I considered flaring to get my RPM back but we were so low I didn’t dare do so in case that caused us to hit the ground or if we did contact the ground I wanted the aircraft to touch down skids level. To make matters even worse I knew on the other side of the paddock was a large log just under the grass line! I just didn’t know if we would hit it or not. I even had time to contemplate that if there was one log I knew about were there others I didn’t??? The field was fast shrinking – we had covered at least 75m and still we had too much speed and the low RPM horn was blaring like a fog horn in my headset. As I was thinking “I am going to have to commit to the flare or try and run it on”, I looked inside and saw that the rotor RPM had crept up to 95%. With a great feeling of relief the helicopter slowly climbed and after what felt like an eternity we reached 2-3ft! I flared the disk which increased the RRPM to the normal range before setting a climb attitude.
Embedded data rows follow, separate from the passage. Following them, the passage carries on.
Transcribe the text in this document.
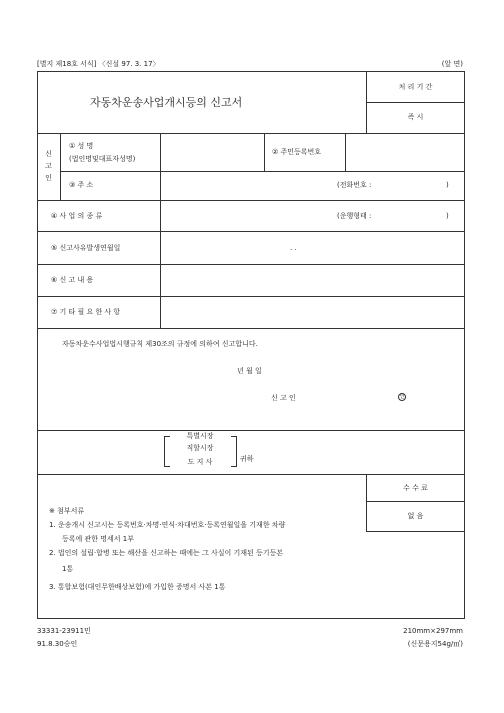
[별지 제18호 서식] 〈신설 97. 3. 17〉	(앞 면)
자동차운송사업개시등의 신고서
처 리 기 간
즉 시
신
고
인
① 성 명
(법인명및대표자성명)
② 주민등록번호
③ 주 소	(전화번호 :	)
④ 사 업 의 종 류	(운행형태 :	)
⑤ 신고사유발생연월일	. .
⑥ 신 고 내 용
⑦ 기 타 필 요 한 사 항
자동차운수사업법시행규칙 제30조의 규정에 의하여 신고합니다.
년 월 일
신 고 인	인
특별시장
직할시장
도 지 사	귀하
※ 첨부서류
1. 운송개시 신고시는 등록번호·차명·연식·차대번호·등록연월일을 기재한 차량
등록에 관한 명세서 1부
2. 법인의 설립·합병 또는 해산을 신고하는 때에는 그 사실이 기재된 등기등본
1통
3. 통합보험(대인무한배상보험)에 가입한 증명서 사본 1통
수 수 료
없 음
33331-23911민
91.8.30승인
210mm×297mm
(신문용지54g/㎡)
As we climbed out I handed control back to the student and said “I think that’s enough for today’s lesson!” As he flew us back I was trying to process exactly what had happened and why we had dropped the way we did – also why the hell were we flying away and not just a wreck in the field! It was a very quiet cockpit on the flight home. Once we returned to base I debriefed the very quiet and very shocked student and discussed the wind shear. It was with great relief I cancelled the remaining lessons as I didn’t really feel like flying for the rest of the day.

In retrospect and having relived the experience over and over I think we hit a large vertical windshear layer which happened at the worst possible time while we were auto-rotating with a high bank angle. I think we were very lucky. I’m sure we would have both died had we contacted the ground. All it would have taken was another foot of descent. At that speed the skids would have dug in and we would have rolled forward. In the R22 there is no protection in the front of the aircraft and it would have been like being in a car crash whilst sitting on the bonnet. It still gives me shudders thinking about it. I have often thought what would I have done differently and the only thing I would have changed (with the knowledge I had at the time) would have been to not say “I’ll show you how to do it!” That made me more committed than we needed to be. However If we had been on a normal straight in auto we still would have had problem’s. I did learn however that even though windshear and severe turbulence may not affect you for hundreds of flights it is insidious and only needs to give you a bad day once. Although I no longer instruct I am now very wary of these conditions and came out much the wiser – and fortunately with nothing more than a bruised ego!